Новое событие внесло большое оживление в жизнь города. Радио сообщило о приближении к мысу Челюскину нового ледокола, открывавшего навигацию в этом году. О ледоколе «Северопуть» писали в газетах, передавали информацию по радио. Это был настоящий левиафан, имевший грузоподъемность в сто пятьдесят тысяч тонн. Его цельностальной сварной корпус оригинальной конструкции может выдержать самое сильное сжатие льдов. Ему не грозила судьба «Челюскина», раздавленного льдами в 1934 году. Пуск его в эксплуатацию означал начало бесперебойного морского сообщения вдоль Великого сибирского пути. Полярный гигант обладал еще электроледорезами. В крайних случаях, когда необходимо было выбиться из слишком тяжелых льдов или бороться с давлением наседавших ледяных масс, ледокол мог пустить в ход эти ледорезы. Металлические пластины накалялись электричеством добела и разрезали ледяные глыбы. Однако это приспособление еще не было пущено в ход, – оно требовало огромного количества электроэнергии. Только после того как все теплопады, расположенные на берегах арктических морей, войдут в эксплуатацию, можно будет, не считаясь с расходами тока, пустить в ход электроледорезы. Челюскинский теплопад должен был дать этим летом первый ток для зарядки аккумуляторов ледорезов.
«Северопуть» является вместе с тем и авиаматкой. На его борту установлено несколько мощных гидропланов, которые в случае аварии могли перенести на континент весь экипаж ледокола. А экипаж этот был не слишком многочисленен, так как все управление было электрифицировано, автоматизировано.
– Сегодня прибывает «Северопуть», – сообщало утром радио. Через несколько минут после этого сообщения на площадку аэродрома спустилась амфибия с первыми пассажирами ледокола – специальными корреспондентами столичных газет. Вечером на горизонте появился сам левиафан полярных морей. Он известил о своем приближении ракетами, пушечным выстрелом и мощным гудком сирены. Берег ответил звуками оркестра.
Город разукрасился флагами.
Когда ледокол подошел ближе и повернулся бортом, береговые зрители увидели второй ледокол, доселе скрывавшийся за огромной массой «Северопути». Второй ледокол казался совсем маленьким. На его борту была надпись: «Челюскин».
Да, это был сам «Челюскин», погибший во льдах, найденный и поднятый Эпроном, отремонтированный и снова вступивший в строй.
Жители города Челюскина знали о подъеме затонувшего ледокола, о том, что он отведен для ремонта в архангельский док. Дальнейших сведений о ледоколе не поступало, и о нем забыли. «Северопуть» готовил для челюскинцев сюрприз. Ледовый ветеран приближался к городу-тезке. Земной Челюскин горячо приветствовал морского.

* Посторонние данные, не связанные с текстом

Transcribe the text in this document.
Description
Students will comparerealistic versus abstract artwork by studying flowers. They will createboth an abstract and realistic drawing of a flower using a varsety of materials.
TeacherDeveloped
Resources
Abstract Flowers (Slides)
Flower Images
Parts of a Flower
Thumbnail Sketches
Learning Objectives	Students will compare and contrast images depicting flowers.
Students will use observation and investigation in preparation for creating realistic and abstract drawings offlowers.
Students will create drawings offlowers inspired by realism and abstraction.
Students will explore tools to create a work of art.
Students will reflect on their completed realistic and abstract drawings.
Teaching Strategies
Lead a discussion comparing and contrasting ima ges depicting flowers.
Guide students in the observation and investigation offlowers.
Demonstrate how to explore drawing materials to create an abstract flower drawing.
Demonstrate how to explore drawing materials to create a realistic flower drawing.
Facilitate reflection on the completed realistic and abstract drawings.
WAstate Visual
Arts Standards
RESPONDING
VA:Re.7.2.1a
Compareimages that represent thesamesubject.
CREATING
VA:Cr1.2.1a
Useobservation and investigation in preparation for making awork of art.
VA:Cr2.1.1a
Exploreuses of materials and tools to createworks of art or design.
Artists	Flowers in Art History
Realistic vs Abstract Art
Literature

Гостей поместили в новой гостинице, красовавшейся на берегу моря.
К этой встрече Челюскин готовился уже давно. Теплопад был готов. Оставалось только ждать морозов, чтобы пустить в движение теплопады и дать первый ток на зарядку аккумуляторов ледореза. «Северопуть» собирался в обратный долгий путь. Разве это возможно? Не остановят ли льды даже этот сверхмощный ледокол? Не слишком ли дорого обойдется рейс со сплошным форсированием льдов? Об этом говорили, спорили, читали лекции. Капитан ледокола был уверен, что «Северопуть» справится с задачей.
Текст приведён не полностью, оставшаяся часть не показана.